Isso significa que a tendência utilizada pelos investigadores há mais de 60 anos deixou de se verificar da forma prevista.
A humanidade preocupa-se com a sobrepopulação há séculos
A ideia de que o crescimento populacional poderia acabar por ultrapassar a capacidade da Terra para alimentar os seres humanos é muito anterior ao estudo de von Foerster e dos seus colegas.
Em 1798, o economista britânico Thomas Malthus já defendia que a população poderia crescer mais rapidamente do que a capacidade de produzir alimentos.
Malthus acreditava que, mais cedo ou mais tarde, a escassez acabaria por provocar fome e mortalidade.
“A fome parece ser o último e mais terrível recurso da natureza.”

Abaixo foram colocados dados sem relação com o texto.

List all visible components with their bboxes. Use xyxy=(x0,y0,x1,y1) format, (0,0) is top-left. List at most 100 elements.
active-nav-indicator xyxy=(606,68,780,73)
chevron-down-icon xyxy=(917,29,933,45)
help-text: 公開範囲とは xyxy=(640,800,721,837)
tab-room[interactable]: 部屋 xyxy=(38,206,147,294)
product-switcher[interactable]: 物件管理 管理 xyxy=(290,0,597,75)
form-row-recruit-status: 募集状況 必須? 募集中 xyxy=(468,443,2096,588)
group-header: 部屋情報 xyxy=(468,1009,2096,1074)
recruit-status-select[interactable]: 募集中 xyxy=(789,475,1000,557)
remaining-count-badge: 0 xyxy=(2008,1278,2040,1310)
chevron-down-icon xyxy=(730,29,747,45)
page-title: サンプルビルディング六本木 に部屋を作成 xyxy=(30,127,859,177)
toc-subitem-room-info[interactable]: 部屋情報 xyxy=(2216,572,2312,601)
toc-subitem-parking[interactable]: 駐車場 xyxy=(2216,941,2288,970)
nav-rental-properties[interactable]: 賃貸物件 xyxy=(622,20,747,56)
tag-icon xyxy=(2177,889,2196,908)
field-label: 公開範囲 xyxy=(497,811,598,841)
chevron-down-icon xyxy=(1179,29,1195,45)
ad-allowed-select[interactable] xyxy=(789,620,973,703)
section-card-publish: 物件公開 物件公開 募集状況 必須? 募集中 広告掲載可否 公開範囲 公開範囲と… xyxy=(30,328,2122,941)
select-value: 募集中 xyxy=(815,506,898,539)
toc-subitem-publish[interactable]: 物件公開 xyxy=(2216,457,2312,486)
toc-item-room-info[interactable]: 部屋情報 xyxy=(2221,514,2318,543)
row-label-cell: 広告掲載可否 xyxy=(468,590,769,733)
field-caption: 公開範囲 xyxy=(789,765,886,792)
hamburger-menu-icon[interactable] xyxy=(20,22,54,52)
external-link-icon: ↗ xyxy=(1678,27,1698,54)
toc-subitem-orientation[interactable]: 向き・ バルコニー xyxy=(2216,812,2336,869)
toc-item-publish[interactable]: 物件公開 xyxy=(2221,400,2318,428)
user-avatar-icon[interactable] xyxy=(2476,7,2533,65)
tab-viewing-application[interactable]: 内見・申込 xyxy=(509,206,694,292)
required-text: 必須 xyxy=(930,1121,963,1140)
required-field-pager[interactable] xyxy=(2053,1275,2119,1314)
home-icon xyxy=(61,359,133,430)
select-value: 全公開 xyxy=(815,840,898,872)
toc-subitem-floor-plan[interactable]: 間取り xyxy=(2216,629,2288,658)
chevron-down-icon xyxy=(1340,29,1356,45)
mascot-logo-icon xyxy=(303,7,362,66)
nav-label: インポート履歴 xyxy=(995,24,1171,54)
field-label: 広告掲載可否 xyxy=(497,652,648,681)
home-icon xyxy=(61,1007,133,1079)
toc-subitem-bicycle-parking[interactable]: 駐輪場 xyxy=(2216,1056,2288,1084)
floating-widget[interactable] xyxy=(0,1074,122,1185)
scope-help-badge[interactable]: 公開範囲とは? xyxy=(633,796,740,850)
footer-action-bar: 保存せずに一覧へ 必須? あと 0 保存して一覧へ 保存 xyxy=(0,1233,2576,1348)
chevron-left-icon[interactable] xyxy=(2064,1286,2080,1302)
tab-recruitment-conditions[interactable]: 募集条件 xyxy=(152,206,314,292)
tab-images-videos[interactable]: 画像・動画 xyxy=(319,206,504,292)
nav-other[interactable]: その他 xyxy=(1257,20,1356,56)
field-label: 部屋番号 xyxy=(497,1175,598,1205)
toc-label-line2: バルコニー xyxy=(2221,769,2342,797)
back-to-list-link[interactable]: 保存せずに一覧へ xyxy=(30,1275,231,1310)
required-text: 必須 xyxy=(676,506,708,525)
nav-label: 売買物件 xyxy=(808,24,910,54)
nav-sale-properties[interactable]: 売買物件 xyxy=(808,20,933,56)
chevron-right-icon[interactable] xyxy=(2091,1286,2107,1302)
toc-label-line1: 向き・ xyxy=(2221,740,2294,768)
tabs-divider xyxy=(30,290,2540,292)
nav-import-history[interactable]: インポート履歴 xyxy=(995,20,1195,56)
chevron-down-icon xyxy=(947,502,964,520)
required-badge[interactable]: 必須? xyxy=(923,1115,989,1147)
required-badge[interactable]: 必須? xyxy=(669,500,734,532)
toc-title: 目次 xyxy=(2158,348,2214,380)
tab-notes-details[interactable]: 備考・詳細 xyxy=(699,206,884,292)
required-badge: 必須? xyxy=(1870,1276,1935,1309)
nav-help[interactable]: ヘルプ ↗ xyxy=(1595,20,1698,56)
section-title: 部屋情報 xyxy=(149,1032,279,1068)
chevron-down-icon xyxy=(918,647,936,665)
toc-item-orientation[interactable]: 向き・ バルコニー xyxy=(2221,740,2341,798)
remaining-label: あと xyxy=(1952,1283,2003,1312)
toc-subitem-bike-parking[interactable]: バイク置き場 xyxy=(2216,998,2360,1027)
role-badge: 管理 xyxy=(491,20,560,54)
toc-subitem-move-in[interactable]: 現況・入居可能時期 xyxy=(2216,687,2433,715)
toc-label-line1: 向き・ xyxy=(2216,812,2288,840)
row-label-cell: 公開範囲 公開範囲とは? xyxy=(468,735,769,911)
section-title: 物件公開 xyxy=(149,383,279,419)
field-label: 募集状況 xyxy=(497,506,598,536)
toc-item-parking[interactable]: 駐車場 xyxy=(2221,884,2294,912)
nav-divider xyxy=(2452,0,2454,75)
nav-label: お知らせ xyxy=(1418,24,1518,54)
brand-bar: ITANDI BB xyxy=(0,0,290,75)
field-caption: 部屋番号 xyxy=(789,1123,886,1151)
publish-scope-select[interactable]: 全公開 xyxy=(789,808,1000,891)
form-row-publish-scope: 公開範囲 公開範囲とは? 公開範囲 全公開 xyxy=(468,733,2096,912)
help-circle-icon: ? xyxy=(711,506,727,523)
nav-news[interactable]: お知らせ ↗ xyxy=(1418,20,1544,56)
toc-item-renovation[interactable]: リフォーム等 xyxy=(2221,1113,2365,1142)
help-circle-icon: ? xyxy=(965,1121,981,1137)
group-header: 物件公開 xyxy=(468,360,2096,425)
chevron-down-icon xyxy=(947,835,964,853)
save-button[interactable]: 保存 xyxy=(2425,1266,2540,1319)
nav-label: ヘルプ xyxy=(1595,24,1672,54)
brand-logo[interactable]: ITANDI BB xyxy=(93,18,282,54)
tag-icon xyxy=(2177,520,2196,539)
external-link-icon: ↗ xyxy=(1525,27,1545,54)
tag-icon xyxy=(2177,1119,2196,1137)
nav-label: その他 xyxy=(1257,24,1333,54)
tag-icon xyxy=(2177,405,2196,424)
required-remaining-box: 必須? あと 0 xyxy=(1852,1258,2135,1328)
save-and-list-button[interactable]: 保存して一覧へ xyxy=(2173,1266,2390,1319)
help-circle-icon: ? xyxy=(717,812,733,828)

O economista argumentava que a capacidade de crescimento populacional poderia ultrapassar a capacidade da Terra para produzir os meios necessários à sobrevivência humana.
A tecnologia acabou por alterar muitas dessas previsões
Malthus fez as suas previsões durante a Revolução Industrial.
Nas décadas e séculos seguintes, porém, enormes avanços na agricultura, produção alimentar, fertilizantes, irrigação, transporte e conservação permitiram aumentar de forma extraordinária a quantidade de alimentos produzidos.
Até agora, esses progressos conseguiram acompanhar grande parte do crescimento da população mundial.
Isso não significa que problemas como fome, escassez de água e pressão sobre recursos naturais tenham desaparecido.
Significa apenas que as previsões mais extremas baseadas numa continuação linear das tendências anteriores acabaram por não se concretizar.
Então o mundo vai acabar a 13 de novembro de 2026?
Não existe qualquer evidência científica atual que indique que o mundo ou a humanidade irão acabar a 13 de novembro de 2026.
A data resulta de um modelo matemático publicado em 1960 baseado numa tendência de crescimento populacional que entretanto mudou significativamente.
Por isso, apesar de a aproximação da data tornar a história inevitavelmente mais apelativa e assustadora, não deve ser interpretada como uma previsão moderna de um apocalipse iminente.
O aviso sobre a IA talvez seja a parte mais interessante da história
Se a previsão demográfica de 1960 perdeu validade devido à evolução da população mundial, as reflexões posteriores de Heinz von Foerster sobre inteligência artificial continuam a levantar questões bastante atuais.
O cientista alertou para o perigo de confundir a capacidade de uma máquina executar tarefas complexas com pensamento humano genuíno.
Décadas mais tarde, numa altura em que milhões de pessoas conversam diariamente com sistemas de inteligência artificial e algumas chegam a desenvolver ligações emocionais com eles, essa reflexão parece particularmente relevante.
Por enquanto, porém, uma coisa parece bastante mais segura do que a assustadora previsão original: 13 de novembro de 2026 deverá chegar sem que a população mundial se aproxime do infinito e sem que o planeta atinja o cenário matemático imaginado pelos três investigadores em 1960.